Infrastructure Cook Islands were again very generous in coming out to Muri for rubbish collection and taking the waste back to the facility to be weighed. The weighing scale recorded a total weight of 113 kgs which consisted of 31 kgs of plastic, 12kgs of metal, 31 kgs of glass and 39 kgs of mixed general waste. Waste was collected from the Muri Beach coastline, streams, motu and surrounding areas.

The waste audit was conducted to gain a better understanding of the type of rubbish that is currently being found along our coastlines. Exposing these wasteful problems to our communities allows us to make the necessary changes that are needed to reduce the number of single-use waste we are using.

In doing so it will become obvious that everything that we consume and throw away has the potential to end up in the sea. Organic matter is not a problem in our environments as it is biodegradable and breaks down quickly. However, materials like plastic, aluminium, polystyrene and glass take a long time to break down.

These plastics are found everywhere, and we are witnessing first-hand the environmental problems associated with them. To minimise these impacts we encourage individuals to consider swapping out their disposables for reusables to reduce the pressures that are being put on our oceans and the environment.

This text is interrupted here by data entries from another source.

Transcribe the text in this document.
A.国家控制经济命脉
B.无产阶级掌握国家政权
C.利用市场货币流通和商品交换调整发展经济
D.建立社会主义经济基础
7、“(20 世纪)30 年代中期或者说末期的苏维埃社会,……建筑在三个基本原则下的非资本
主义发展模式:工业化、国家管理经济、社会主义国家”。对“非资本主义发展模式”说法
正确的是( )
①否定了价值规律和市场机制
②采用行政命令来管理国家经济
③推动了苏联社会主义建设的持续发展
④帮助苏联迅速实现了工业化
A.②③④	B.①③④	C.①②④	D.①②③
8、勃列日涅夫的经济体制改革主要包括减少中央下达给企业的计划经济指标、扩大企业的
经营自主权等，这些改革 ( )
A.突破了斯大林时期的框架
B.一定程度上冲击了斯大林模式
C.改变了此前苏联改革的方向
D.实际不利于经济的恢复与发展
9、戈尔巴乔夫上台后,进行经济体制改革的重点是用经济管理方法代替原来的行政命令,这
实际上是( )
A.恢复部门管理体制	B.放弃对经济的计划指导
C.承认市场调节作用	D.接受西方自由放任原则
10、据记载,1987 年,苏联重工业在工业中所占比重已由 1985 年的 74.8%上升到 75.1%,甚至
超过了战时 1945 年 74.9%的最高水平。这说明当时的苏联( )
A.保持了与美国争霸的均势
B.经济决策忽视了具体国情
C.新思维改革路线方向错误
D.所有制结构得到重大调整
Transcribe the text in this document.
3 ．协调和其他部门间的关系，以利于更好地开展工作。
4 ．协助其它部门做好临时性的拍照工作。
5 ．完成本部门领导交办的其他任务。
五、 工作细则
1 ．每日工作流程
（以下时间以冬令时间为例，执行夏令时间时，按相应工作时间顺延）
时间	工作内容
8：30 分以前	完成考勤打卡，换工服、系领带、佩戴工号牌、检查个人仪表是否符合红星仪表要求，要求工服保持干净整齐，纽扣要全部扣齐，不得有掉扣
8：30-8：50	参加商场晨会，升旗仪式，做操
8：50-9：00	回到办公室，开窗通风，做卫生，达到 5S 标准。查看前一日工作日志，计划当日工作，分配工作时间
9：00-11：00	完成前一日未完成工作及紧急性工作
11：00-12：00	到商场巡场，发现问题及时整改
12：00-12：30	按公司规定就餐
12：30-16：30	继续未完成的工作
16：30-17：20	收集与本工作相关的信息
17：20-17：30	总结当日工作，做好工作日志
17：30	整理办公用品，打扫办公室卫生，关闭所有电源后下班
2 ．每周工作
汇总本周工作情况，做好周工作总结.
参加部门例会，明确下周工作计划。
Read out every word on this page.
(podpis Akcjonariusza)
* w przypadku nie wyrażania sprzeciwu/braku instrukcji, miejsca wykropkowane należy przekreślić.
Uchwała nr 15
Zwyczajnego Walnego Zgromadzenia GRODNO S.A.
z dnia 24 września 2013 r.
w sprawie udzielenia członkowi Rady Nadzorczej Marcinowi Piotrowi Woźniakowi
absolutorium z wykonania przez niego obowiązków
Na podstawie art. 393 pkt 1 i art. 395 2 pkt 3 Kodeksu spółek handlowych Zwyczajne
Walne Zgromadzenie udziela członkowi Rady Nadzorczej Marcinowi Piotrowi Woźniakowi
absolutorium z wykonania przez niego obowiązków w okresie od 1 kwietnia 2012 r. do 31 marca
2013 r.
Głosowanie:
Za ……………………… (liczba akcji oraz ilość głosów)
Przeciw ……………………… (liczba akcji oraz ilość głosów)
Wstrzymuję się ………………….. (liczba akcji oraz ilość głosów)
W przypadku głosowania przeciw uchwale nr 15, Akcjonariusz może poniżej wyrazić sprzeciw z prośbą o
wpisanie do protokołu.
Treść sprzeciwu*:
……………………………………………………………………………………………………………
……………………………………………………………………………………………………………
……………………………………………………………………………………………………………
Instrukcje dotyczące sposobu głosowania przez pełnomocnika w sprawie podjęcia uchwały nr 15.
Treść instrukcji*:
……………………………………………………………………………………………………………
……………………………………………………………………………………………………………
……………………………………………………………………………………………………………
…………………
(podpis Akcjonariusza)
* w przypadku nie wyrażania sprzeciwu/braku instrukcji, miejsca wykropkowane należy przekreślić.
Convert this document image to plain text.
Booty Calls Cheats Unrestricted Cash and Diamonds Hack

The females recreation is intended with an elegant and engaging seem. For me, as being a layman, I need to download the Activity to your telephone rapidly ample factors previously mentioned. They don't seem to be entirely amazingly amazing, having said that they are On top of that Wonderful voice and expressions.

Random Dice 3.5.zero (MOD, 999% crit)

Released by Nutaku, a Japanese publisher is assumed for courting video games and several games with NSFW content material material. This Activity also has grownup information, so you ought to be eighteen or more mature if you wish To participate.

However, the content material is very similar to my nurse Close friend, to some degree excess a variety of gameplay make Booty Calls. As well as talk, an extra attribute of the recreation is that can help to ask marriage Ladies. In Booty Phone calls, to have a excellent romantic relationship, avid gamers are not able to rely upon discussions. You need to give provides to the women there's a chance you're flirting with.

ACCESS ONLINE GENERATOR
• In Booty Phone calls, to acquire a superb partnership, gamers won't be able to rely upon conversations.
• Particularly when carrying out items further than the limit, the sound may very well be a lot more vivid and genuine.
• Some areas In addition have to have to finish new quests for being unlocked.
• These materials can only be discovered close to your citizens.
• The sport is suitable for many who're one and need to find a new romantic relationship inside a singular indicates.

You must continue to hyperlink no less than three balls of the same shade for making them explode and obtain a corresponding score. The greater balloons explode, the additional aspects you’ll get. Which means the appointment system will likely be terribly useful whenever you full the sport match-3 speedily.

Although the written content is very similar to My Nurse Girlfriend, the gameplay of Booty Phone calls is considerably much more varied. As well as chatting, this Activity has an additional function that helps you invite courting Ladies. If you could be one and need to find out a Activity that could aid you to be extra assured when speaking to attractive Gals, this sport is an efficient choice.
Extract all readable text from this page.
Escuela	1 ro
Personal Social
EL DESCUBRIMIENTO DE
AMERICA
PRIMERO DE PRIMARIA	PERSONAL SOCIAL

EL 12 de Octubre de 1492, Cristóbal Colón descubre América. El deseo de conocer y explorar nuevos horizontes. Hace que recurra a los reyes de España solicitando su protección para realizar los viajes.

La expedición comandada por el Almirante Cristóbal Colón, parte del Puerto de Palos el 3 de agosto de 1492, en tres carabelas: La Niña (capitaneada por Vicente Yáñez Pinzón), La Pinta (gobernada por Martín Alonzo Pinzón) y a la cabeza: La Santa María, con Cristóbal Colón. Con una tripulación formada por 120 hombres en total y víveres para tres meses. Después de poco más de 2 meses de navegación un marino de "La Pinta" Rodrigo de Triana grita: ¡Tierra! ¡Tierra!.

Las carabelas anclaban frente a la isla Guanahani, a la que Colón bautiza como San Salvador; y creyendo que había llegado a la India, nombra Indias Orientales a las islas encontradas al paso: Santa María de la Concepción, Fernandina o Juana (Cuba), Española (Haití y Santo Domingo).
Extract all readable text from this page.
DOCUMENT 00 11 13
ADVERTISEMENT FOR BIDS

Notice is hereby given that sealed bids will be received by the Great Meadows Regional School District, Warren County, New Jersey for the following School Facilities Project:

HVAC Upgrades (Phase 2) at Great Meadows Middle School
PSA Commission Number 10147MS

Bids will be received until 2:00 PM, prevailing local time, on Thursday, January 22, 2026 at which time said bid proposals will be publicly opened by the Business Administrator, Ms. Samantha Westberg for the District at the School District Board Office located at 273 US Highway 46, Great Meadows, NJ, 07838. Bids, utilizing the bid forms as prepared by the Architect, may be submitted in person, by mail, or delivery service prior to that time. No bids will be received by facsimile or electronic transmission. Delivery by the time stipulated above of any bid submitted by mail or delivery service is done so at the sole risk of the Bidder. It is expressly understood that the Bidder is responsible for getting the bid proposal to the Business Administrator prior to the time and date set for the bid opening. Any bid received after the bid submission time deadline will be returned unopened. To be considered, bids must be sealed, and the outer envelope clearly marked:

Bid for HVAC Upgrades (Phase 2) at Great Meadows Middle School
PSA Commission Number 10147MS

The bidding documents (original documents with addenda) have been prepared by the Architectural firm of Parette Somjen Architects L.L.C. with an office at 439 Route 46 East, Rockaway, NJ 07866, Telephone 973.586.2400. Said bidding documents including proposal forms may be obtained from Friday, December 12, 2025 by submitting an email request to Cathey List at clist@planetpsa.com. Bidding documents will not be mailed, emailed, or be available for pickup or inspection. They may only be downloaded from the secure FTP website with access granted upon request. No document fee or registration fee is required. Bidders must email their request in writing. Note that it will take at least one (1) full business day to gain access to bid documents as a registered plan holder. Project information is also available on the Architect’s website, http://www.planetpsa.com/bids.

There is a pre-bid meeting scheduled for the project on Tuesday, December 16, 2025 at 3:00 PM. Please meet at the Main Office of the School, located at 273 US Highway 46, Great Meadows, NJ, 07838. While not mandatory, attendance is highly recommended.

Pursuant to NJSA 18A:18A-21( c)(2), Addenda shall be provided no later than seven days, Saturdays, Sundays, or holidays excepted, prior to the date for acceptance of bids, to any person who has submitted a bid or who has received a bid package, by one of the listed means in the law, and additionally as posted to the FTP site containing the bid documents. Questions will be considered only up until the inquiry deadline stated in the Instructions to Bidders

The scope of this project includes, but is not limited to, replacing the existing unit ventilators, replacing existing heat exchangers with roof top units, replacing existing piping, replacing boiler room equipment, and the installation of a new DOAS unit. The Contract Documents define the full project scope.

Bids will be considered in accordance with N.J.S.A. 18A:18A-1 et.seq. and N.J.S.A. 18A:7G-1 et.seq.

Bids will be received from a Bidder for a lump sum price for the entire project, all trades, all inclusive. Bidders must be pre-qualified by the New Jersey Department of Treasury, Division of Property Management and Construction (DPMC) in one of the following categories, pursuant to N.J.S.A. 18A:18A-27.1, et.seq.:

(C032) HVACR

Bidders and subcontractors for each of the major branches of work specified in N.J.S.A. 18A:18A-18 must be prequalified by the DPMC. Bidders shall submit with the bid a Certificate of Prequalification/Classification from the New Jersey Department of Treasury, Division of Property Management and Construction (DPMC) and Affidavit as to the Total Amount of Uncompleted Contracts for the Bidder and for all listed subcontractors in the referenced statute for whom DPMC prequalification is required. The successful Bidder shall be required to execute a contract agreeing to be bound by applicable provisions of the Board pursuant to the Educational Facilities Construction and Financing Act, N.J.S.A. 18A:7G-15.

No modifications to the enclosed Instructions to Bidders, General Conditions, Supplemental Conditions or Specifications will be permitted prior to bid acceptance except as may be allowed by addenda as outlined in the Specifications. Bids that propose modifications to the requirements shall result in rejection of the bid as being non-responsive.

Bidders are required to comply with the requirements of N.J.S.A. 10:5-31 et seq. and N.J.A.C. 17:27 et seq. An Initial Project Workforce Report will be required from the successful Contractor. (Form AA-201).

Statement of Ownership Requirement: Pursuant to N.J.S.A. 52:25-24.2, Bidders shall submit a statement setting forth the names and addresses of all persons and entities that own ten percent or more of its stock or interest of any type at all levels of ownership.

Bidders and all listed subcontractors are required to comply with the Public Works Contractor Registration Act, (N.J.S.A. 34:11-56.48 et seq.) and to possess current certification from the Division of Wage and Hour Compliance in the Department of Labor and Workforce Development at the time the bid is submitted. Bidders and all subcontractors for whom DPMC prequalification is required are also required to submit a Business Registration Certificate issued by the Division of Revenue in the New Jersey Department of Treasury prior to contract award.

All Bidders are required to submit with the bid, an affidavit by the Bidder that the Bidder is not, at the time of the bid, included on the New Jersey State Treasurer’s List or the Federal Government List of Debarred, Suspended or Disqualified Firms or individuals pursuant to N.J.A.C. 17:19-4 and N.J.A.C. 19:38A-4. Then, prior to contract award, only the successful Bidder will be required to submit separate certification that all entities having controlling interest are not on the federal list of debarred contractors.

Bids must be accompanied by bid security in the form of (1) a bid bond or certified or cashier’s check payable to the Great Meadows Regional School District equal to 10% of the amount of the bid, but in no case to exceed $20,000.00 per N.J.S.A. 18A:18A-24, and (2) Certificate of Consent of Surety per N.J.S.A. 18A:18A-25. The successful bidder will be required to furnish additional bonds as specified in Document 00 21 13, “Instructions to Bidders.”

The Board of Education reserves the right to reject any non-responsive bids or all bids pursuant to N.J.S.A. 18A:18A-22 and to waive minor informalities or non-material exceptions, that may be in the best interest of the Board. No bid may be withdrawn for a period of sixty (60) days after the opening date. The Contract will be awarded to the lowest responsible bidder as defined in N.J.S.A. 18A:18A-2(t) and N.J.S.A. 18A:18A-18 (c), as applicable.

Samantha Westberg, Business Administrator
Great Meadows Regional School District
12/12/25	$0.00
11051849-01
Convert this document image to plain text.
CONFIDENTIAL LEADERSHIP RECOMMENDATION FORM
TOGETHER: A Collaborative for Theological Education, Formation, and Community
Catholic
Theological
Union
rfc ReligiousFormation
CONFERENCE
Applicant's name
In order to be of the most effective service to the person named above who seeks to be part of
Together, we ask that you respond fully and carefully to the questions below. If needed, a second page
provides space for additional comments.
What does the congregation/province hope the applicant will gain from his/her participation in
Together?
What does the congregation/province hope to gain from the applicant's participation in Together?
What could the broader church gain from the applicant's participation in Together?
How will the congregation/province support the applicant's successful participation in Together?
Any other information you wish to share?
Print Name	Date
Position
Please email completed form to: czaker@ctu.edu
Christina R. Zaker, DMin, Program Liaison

When it comes to ocean pollution there is no single solution, but every little bit helps so by doing your part and finding like-minded individuals to join you as we did on World Oceans Day, a little effort can go a long way. For a beach clean up all you need is some protective gloves and a container to collect your tita and you are good to go. Pick up litter every time you visit the beach, incorporate it into your daily dog walk or you can organise a day with friends, family or work colleagues.